Gli storici che in futuro si occuperanno di Renzi, dovranno spiegarci il mistero di un giovane leader politico che preferisce l’apparenza alla sostanza. Di solito, questa è una prerogativa dei vecchi politicanti, quelli che Matteo cerca di rottamare. Invece è diventata la bandiera di un premier non ancora quarantenne. L’Italia va a ramengo e lui va ad Assisi a improvvisare un comizio su San Francesco. Una delle vanterie renziste recita: «Io ci metto la faccia». È vero, ma soltanto dove ad aspettarlo non c’è gente infuriata, bensì una troupe televisiva.

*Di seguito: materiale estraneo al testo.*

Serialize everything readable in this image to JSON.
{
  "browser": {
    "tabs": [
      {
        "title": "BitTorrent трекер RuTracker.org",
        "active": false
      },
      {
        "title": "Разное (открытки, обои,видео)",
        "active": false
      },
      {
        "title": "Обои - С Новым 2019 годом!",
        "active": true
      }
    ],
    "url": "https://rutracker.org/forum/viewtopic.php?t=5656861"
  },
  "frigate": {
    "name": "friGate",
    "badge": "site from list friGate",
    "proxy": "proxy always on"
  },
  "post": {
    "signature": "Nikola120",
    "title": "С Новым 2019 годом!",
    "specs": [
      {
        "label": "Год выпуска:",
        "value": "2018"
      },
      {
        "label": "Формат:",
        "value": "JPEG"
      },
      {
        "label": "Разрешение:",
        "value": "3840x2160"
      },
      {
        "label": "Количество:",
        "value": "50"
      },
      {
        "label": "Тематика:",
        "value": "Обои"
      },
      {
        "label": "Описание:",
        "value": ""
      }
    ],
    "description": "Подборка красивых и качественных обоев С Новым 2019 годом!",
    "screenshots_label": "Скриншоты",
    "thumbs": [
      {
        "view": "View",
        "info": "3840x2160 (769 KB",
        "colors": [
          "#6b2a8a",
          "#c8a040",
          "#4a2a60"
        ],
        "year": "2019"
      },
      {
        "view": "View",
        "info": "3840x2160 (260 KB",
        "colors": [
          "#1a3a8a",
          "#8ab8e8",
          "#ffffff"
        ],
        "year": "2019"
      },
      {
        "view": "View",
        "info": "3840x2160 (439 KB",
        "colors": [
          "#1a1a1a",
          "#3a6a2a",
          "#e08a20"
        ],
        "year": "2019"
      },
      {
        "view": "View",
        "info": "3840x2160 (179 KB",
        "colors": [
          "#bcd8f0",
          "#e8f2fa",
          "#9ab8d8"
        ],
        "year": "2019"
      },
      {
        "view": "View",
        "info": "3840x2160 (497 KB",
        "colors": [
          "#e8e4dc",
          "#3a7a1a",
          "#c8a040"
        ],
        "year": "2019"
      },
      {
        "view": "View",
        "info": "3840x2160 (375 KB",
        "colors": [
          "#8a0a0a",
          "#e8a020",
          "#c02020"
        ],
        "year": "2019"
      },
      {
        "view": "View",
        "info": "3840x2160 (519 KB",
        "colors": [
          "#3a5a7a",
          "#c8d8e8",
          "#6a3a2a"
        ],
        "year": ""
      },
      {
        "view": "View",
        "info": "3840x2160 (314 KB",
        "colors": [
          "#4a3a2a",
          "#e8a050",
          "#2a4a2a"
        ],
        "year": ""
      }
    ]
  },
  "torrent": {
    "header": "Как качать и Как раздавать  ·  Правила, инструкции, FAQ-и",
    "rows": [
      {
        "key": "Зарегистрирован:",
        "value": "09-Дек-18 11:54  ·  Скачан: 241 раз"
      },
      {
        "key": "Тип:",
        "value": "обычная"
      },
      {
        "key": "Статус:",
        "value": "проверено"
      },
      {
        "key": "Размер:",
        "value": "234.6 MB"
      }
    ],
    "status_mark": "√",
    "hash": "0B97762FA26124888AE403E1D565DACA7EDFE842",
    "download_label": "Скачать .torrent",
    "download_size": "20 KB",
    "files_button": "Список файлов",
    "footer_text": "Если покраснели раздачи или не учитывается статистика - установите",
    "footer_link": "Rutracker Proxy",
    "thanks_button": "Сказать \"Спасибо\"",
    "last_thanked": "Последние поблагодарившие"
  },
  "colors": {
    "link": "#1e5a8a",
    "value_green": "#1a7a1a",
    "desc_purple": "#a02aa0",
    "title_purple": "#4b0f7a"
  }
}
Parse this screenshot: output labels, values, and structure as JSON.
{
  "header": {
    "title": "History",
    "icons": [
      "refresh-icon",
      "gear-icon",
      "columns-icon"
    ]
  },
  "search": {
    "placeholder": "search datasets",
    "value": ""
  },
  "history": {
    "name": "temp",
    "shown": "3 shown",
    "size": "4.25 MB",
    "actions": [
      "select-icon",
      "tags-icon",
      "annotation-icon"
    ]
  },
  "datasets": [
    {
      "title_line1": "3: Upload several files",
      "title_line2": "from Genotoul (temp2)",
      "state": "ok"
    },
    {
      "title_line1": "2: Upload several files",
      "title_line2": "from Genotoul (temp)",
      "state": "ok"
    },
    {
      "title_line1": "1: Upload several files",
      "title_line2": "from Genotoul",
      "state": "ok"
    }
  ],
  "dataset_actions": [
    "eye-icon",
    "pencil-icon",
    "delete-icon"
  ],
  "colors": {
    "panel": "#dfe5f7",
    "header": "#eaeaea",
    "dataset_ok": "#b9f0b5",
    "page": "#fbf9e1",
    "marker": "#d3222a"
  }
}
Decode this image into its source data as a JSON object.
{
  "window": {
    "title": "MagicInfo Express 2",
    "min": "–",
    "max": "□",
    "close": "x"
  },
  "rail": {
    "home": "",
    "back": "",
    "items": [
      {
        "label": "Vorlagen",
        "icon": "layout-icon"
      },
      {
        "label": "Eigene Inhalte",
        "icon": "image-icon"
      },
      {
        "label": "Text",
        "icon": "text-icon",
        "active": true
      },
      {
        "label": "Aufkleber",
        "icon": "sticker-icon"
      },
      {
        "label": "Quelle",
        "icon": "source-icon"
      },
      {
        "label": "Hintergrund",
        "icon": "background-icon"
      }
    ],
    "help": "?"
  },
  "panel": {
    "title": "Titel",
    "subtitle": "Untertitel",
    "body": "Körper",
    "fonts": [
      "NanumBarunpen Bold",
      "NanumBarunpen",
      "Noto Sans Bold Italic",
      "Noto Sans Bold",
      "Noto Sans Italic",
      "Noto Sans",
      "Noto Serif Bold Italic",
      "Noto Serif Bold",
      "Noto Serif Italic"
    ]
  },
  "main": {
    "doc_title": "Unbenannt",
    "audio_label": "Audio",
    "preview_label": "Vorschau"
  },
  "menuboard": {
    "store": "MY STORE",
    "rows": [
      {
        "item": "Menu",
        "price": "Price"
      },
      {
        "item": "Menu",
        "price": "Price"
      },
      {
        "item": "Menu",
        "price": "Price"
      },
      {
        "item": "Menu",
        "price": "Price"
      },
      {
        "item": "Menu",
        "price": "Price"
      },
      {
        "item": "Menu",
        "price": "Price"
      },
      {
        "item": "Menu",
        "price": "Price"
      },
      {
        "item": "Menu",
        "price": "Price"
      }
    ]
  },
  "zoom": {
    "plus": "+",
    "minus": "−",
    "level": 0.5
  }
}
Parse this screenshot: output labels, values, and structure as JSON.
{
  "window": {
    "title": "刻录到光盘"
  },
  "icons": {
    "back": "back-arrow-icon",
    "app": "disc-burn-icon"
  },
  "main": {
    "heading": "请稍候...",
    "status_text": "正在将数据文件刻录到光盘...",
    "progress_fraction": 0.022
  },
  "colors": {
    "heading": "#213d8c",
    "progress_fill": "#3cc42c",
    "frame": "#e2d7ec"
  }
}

Non è un caso che si assista a un paradosso. I media stampati mostrano dei dubbi sempre più forti sull’efficacia delle imprese di Renzi. L’Espresso di questa settimana è uscito con una copertina che dice: «Promesse da Matteo». In sette mesi di governo, l’elenco degli annunci rimasti nel limbo delle parole a vuoto si è fatto sempre più lungo. Invece certe emittenti televisive sono diventate quello che l’Eiar, l’Ente italiano audizioni radiofoniche, era per Benito Mussolini. Durante il regime fascista ero un bambino e me li ricordo i discorsi del Duce che la radio diffondeva sulle piazze. Quando vedo apparire nel telegiornale di Sky la faccia compunta di Andrea Bonini, penso con malinconia a un bravo giornalista costretto a fare ogni sera il megafono di Renzi.
Che cosa accadrebbe se l’Europa, Iddio non voglia, ritenesse insufficiente la manovra finanziaria presentata dal governo italiano? L’ipotesi più infausta sarebbe quella di andare a elezioni anticipate. Ma anche in quel caso, i problemi del premier non verranno risolti. Infatti, manca ancora la nuova legge elettorale promessa dal governo. Allora ci troveremmo nella nebbia più fitta. La condizione ottimale per andare a sbattere e finire nei marosi tutti insieme. E ad aspettare l’arrivo della Troika.